Money 25/06/2020
Similarities Between COVID-19 and the 2008 Financial Crisis: What Can Businesses Learn?

Businesses operating from home during lockdown and social distancing. Image credit: Pierre Bamin, Unsplash
Looking back gives insight into how businesses will adapt post-COVID-19
The 2008 Financial Crisis saw the birth of Instagram, WhatsApp, Uber, Airbnb, Dropbox, Slack, and many other great tech businesses led by mostly young founders. This was partly due to the fact that technology has always continued to accelerate at an astounding rate, despite fluctuating economic conditions. What’s more, tech firms don’t necessarily need a string of investment to develop their solution and prove their value.

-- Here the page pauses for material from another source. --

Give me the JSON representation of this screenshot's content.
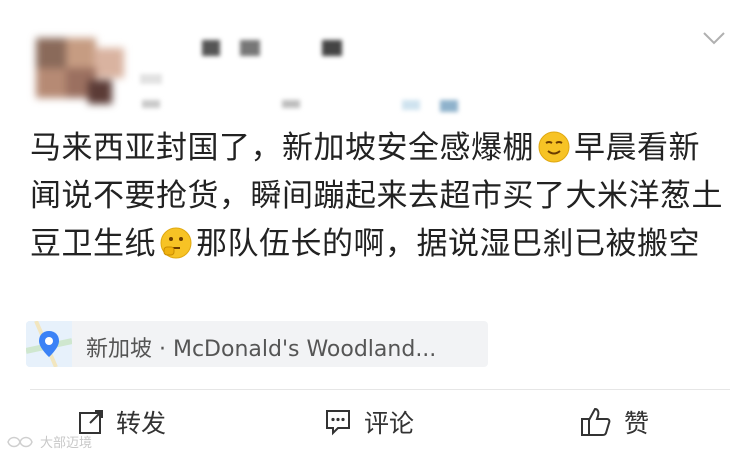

Securing investment and funding for startups and businesses
There are many examples of innovative businesses that have secured investment via equity crowdfunding during the pandemic. Part of the reason their success was meeting the changes brought by coronavirus head-on. Recent examples that TribeFirst has worked with include TV.Fit, a health and fitness streaming service which raised £2.2 million on Seedrs. They had long understood the need for on-demand access to health and fitness support, particularly as indoor isolation became the norm.
The team investment app, Pynk, which aims to decentralise finance to help mitigate recession – an obvious threat brought by COVID-19 – raised more than a third of a million on Seedrs. And Medic Bleep, which aims to replace pagers in the NHS with its secure, real-time commus solution was able to prove it could save the health service time and money – a crucial innovation during a pandemic. They raised £815,000 on Crowdcube.
Businesses adapt to changing customer values
Historical shifts, such as COVID-19, may also mean that companies in their current forms are no longer valued by customers and, if they don’t adapt, will go the way of Blockbuster. And when giants fall, they leave space for new contenders to open up. Those who move quickly, and strategically, can dominate.
The other factors at play here are open to debate. It may be down to the fact that when our once-entrenched ways of life are forced to change or put on pause, new visions are able to be dreamed up and implemented. For example, going into the office was seen as a necessity for many businesses pre-Coronavirus yet, being forced to work from home has offered a better work-life balance for employees and reduced overheads for businesses.
Startups and innovation lead the way
When upheaval occurs, there is space and opportunity for new companies to dramatically change the ways we live our lives, creating a new paradigm and, with it, new markets. Unprecedented times call for unprecedented measures, after all.
With coronavirus, the landscape has been well and truly altered – how we live and our daily lives, and think about work, healthcare, transport, welfare and the economy has all changed remarkably. The ‘new normal’ we now face will be considerably different to one we knew just months ago, and will not snap back to how things were pre-coronavirus.